Standardisation of K

ssh does SOCKS proxies, which is great if you're at a coffeeshop and don't want your web traffic going untunnelled over their network. To use it, you might make a command called socksproxy_to with:

ssh -D 8080 -Nf $*
echo "Configure your browser to use a sock proxy on localhost port 8080"

and invoke that when you like as:

  • socksproxy_to my.trusted.server
switching your browser's config to using localhost:8080 as a SOCKS proxy.

I think I've said that before. Recently, I discovered 3proxy, a fairly popular zero-configuration (no futzing with config files) http, ftp, and socks proxy. This is useful for slightly different network challenges, e.g. you're on a private network where you can't directly address the outside world but you have a shell account on a box that can (or alternatively if you want to dodge location-aware network service offerings and have a box in or outside of the relevant countries *cough* BBC *cough*). Just like ssh, you don't need root anywhere.

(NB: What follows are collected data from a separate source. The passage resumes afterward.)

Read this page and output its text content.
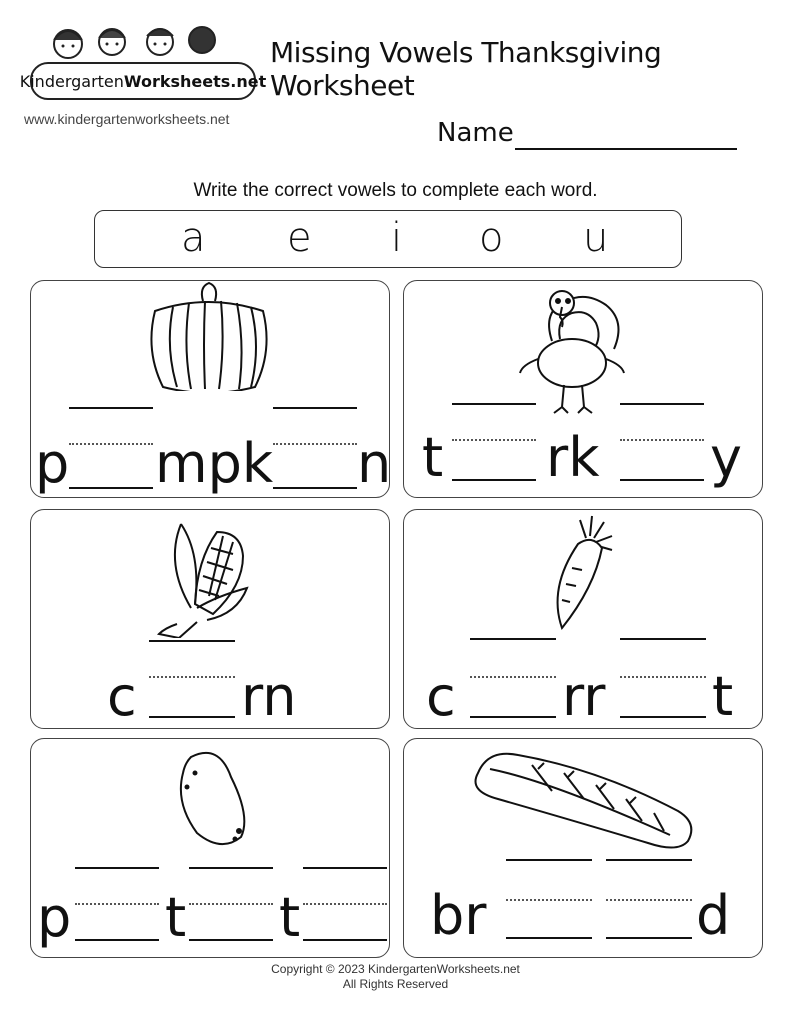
Kindergarten Worksheets.net
www.kindergartenworksheets.net
Missing Vowels Thanksgiving Worksheet
Name
Write the correct vowels to complete each word.
a e i o u
p mpk n t rk y
c rn c rr t
p t t br	d
Copyright © 2023 KindergartenWorksheets.net
All Rights Reserved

This is also useful if you need an app proxied that doesn't understand SOCKS (which is sad, but it happens - example: the "yum" package manager).

If you have 3proxy installed on your intermediary system, starting a HTTP proxy on port 9000 looks like this:

  • proxy -p9000

Pretty simple. If you want to be slightly more secure, you can tell it what IP addresses it should listen on if you're using this to hop from a nonroutable non-NAT network to its routable one using a -iINTERNAL_IP flag.

This is simple enough that it merits the term K-Rad (although given all the years it's been since I used it, I wonder if those darned metric-weenies have gotten around to redefining the K there as being 1000 instead of 1024 like it should be).

A systems geek is a lot like Felix the Cat - with a well-stocked bag of tricks.